Denmark's Foreign Ministry is setting up an office in Rwanda, where the government wants to create a reception center outside the EU.
According to the ministry's press release, this step is meant to further strengthen immigration cooperation. To begin with, two diplomats will be sent to Rwanda's capital, Kigali, in the second half of 2022.

“Denmark and Rwanda share the desire to help more refugees better than today and to combat the irregular and life-threatening migration across the Mediterranean Sea,” Denmark's Social Democrat Immigration and Integration Minister Kaare Dybvad Bek said in the press release. “Our common goal is to do away with the current failed asylum system and ensure a dignified and sustainable future for refugees and migrants. I am therefore delighted that we will soon be able to open an office in Rwanda,” he added.

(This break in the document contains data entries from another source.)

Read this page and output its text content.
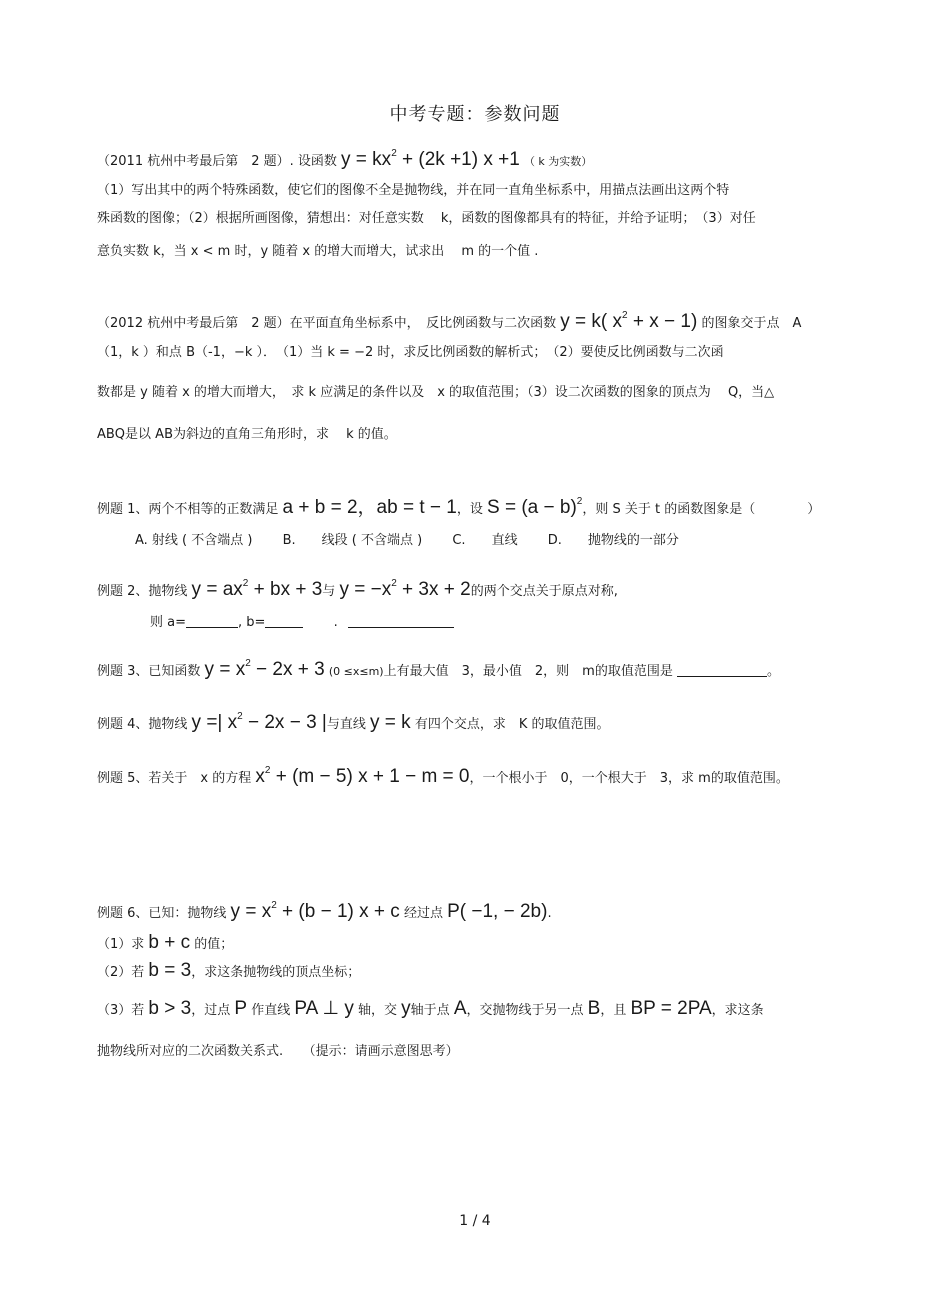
中考专题：参数问题
（2011 杭州中考最后第　2 题）. 设函数 $y = kx^2 + (2k +1)$ x +1 （ k 为实数）
（1）写出其中的两个特殊函数，使它们的图像不全是抛物线，并在同一直角坐标系中，用描点法画出这两个特
殊函数的图像；（2）根据所画图像，猜想出：对任意实数　 k，函数的图像都具有的特征，并给予证明；　（3）对任
意负实数 k，当 x < m 时，y 随着 x 的增大而增大，试求出　 m 的一个值 .
（2012 杭州中考最后第　2 题）在平面直角坐标系中，　反比例函数与二次函数 y = k( $x^2 + x - 1$) 的图象交于点　A
（1，k ）和点 B（-1，−k ）．　（1）当 k = −2 时，求反比例函数的解析式；　（2）要使反比例函数与二次函
数都是 y 随着 x 的增大而增大，　求 k 应满足的条件以及　x 的取值范围；（3）设二次函数的图象的顶点为　 Q，当△
ABQ是以 AB为斜边的直角三角形时，求　 k 的值。
例题 1、两个不相等的正数满足 a + b = 2，ab = t − 1，设 $S = (a - b)^2$，则 S 关于 t 的函数图象是（　　　　）
A. 射线 ( 不含端点 ) B.　　线段 ( 不含端点 ) C.　　直线 D.　　抛物线的一部分
例题 2、抛物线 $y = ax^2$ + bx + 3与 $y = -x^2 + 3x + 2$的两个交点关于原点对称,
则 a=	, b=	.
例题 3、已知函数 $y = x^2 - 2x + 3$ (0 ≤x≤m)上有最大值　3，最小值　2，则　m的取值范围是	。
例题 4、抛物线 y =| $x^2 - 2x - 3$ |与直线 y = k 有四个交点，求　K 的取值范围。
例题 5、若关于　x 的方程 $x^2 + (m - 5) x + 1 - m = 0$，一个根小于　0，一个根大于　3，求 m的取值范围。
例题 6、已知：抛物线 $y = x^2 + (b - 1) x + c$ 经过点 P( −1, − 2b).
（1）求 b + c 的值；
（2）若 b = 3，求这条抛物线的顶点坐标；
（3）若 b > 3，过点 P 作直线 PA ⊥ y 轴，交 y轴于点 A，交抛物线于另一点 B，且 BP = 2PA，求这条
抛物线所对应的二次函数关系式.　　（提示：请画示意图思考）
1 / 4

In a subsequent interview with TV2, Dybvad Bek described it as “going one step further” toward creating a reception center.
“I'm not saying that this solves everything. But it is a step on the way to fulfilling the ambition, which ensures that we get a reception center built. In relation to the negotiations we are having, this helps to give us new opportunities, as we are permanently present in the country,” he added.
Under a contested law passed last year, Denmark allows refugees arriving in the country to be moved to asylum centers in a partner nation. The Rwanda plan has since become a major prestige project for the Social Democrat government. According to the plan, Denmark will be able to send asylum seekers to Rwanda where their applications will be handled, instead of housing them on its own soil.
The plan has been mired in controversy both at home and abroad, with critics arguing that the “inhumane” initiative violated the European Convention on Human Rights and EU law. Denmark, however, is not fully bound by EU law due of a series of special opt-out clauses pertaining to its membership in the bloc.
Nevertheless, the government's sidekicks, the Social Liberals, stated that they cannot accept the Rwanda scheme, instead proposing a joint EU reception center as an alternative to the perilous journey across the Mediterranean.
Similar plans to send asylum seekers for processing in Rwanda as part of a tougher immigration scheme have been voiced in the UK, prompting condemnation from human rights groups and opposition politicians, as well as accusations of “unethical” behavior.